Na segunda, o motorista paga uma quantia e fica sem cobrança de taxa de serviço até atingir um determinado limite de faturamento.
O programa também prevê uma ativação automática após a conclusão da primeira viagem considerada elegível.
Como funciona o ‘Passe para Motoristas’
Segundo o MPT, o principal problema está no fato de o trabalhador ter de pagar antecipadamente para ter acesso às condições previstas pelo programa, sem garantia de que conseguirá realizar corridas suficientes para recuperar o valor desembolsado.
Nos próprios termos do serviço, segundo o órgão, a Uber informa que a compra do passe não garante um número mínimo de viagens. As corridas também podem ser direcionadas pelo algoritmo a motoristas que não aderiram ao programa.
Para o Ministério Público do Trabalho, isso faz com que o risco da atividade seja transferido para o motorista. Caso ele não consiga realizar corridas suficientes, pode não recuperar o valor investido.
O procurador do trabalho Luiz Antonio Nascimento Fernandes, responsável pela ação, afirma que o mecanismo pode criar uma situação de dependência econômica e caracterizar servidão por dívida.

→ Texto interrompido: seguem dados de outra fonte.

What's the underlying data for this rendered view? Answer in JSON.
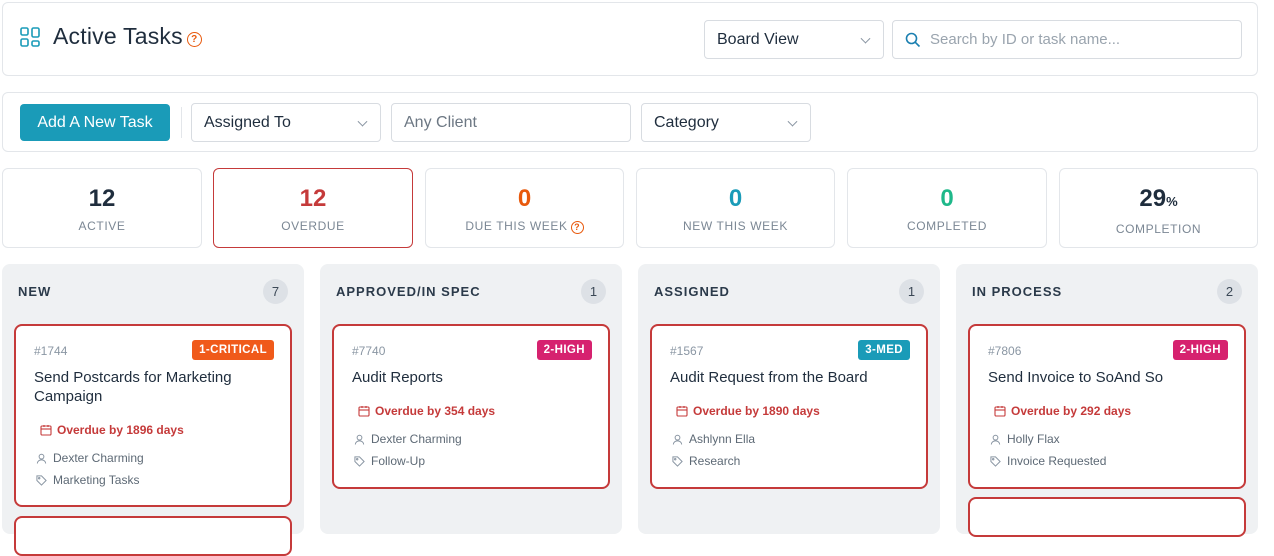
{
  "header": {
    "title": "Active Tasks",
    "view_select": "Board View",
    "search_placeholder": "Search by ID or task name..."
  },
  "filters": {
    "add_button": "Add A New Task",
    "assigned_to": "Assigned To",
    "client": "Any Client",
    "category": "Category"
  },
  "stats": [
    {
      "value": "12",
      "label": "ACTIVE",
      "color": "#1f2d3d"
    },
    {
      "value": "12",
      "label": "OVERDUE",
      "color": "#c53a3a"
    },
    {
      "value": "0",
      "label": "DUE THIS WEEK",
      "color": "#e8590c"
    },
    {
      "value": "0",
      "label": "NEW THIS WEEK",
      "color": "#1a9bb8"
    },
    {
      "value": "0",
      "label": "COMPLETED",
      "color": "#1fb88a"
    },
    {
      "value": "29",
      "unit": "%",
      "label": "COMPLETION",
      "color": "#1f2d3d"
    }
  ],
  "columns": [
    {
      "title": "NEW",
      "count": "7",
      "cards": [
        {
          "id": "#1744",
          "priority": "1-CRITICAL",
          "priority_color": "#f05a1a",
          "title": "Send Postcards for Marketing Campaign",
          "overdue": "Overdue by 1896 days",
          "assignee": "Dexter Charming",
          "tag": "Marketing Tasks"
        }
      ]
    },
    {
      "title": "APPROVED/IN SPEC",
      "count": "1",
      "cards": [
        {
          "id": "#7740",
          "priority": "2-HIGH",
          "priority_color": "#d6226f",
          "title": "Audit Reports",
          "overdue": "Overdue by 354 days",
          "assignee": "Dexter Charming",
          "tag": "Follow-Up"
        }
      ]
    },
    {
      "title": "ASSIGNED",
      "count": "1",
      "cards": [
        {
          "id": "#1567",
          "priority": "3-MED",
          "priority_color": "#1a9bb8",
          "title": "Audit Request from the Board",
          "overdue": "Overdue by 1890 days",
          "assignee": "Ashlynn Ella",
          "tag": "Research"
        }
      ]
    },
    {
      "title": "IN PROCESS",
      "count": "2",
      "cards": [
        {
          "id": "#7806",
          "priority": "2-HIGH",
          "priority_color": "#d6226f",
          "title": "Send Invoice to SoAnd So",
          "overdue": "Overdue by 292 days",
          "assignee": "Holly Flax",
          "tag": "Invoice Requested"
        }
      ]
    }
  ]
}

“O mecanismo de cobrança do Passe cria uma estrutura objetiva de endividamento permanente: o motorista que não possui saldo suficiente tem suas futuras remunerações retidas automática e integralmente pela Ré. Esse mecanismo perpetua a dependência econômica do trabalhador em relação à plataforma e replica, no ambiente digital, a estrutura de servidão por dívida”, afirma Fernandes na ação.
Segundo o procurador, quando o motorista não possui saldo suficiente, valores de suas futuras remunerações podem ser retidos para quitar o débito com a plataforma. Para o MPT, o mecanismo reproduziria, no ambiente digital, características de um sistema de servidão por dívida.
O órgão também afirma que os valores cobrados podem superar R$ 1 mil por mês, dependendo da modalidade utilizada e da frequência de trabalho do motorista.
MPT processa Uber em R$ 321 milhões por cobrar taxa de motoristas para trabalhar
Reprodução/Uber/MPT
MPT vê risco de fidelização dos motoristas
Outro ponto questionado pelo Ministério Público do Trabalho é o efeito do programa sobre a concorrência entre plataformas.
A avaliação do órgão é que, depois de pagar pelo passe, o motorista teria menos incentivo para trabalhar em outros aplicativos durante o período de validade da assinatura.
Isso ocorreria porque cada hora trabalhada em uma plataforma concorrente representaria um período em que o motorista não estaria utilizando o serviço pelo qual já pagou.
Para o MPT, o mecanismo funcionaria como uma espécie de fidelização indireta, mesmo sem uma cláusula formal de exclusividade.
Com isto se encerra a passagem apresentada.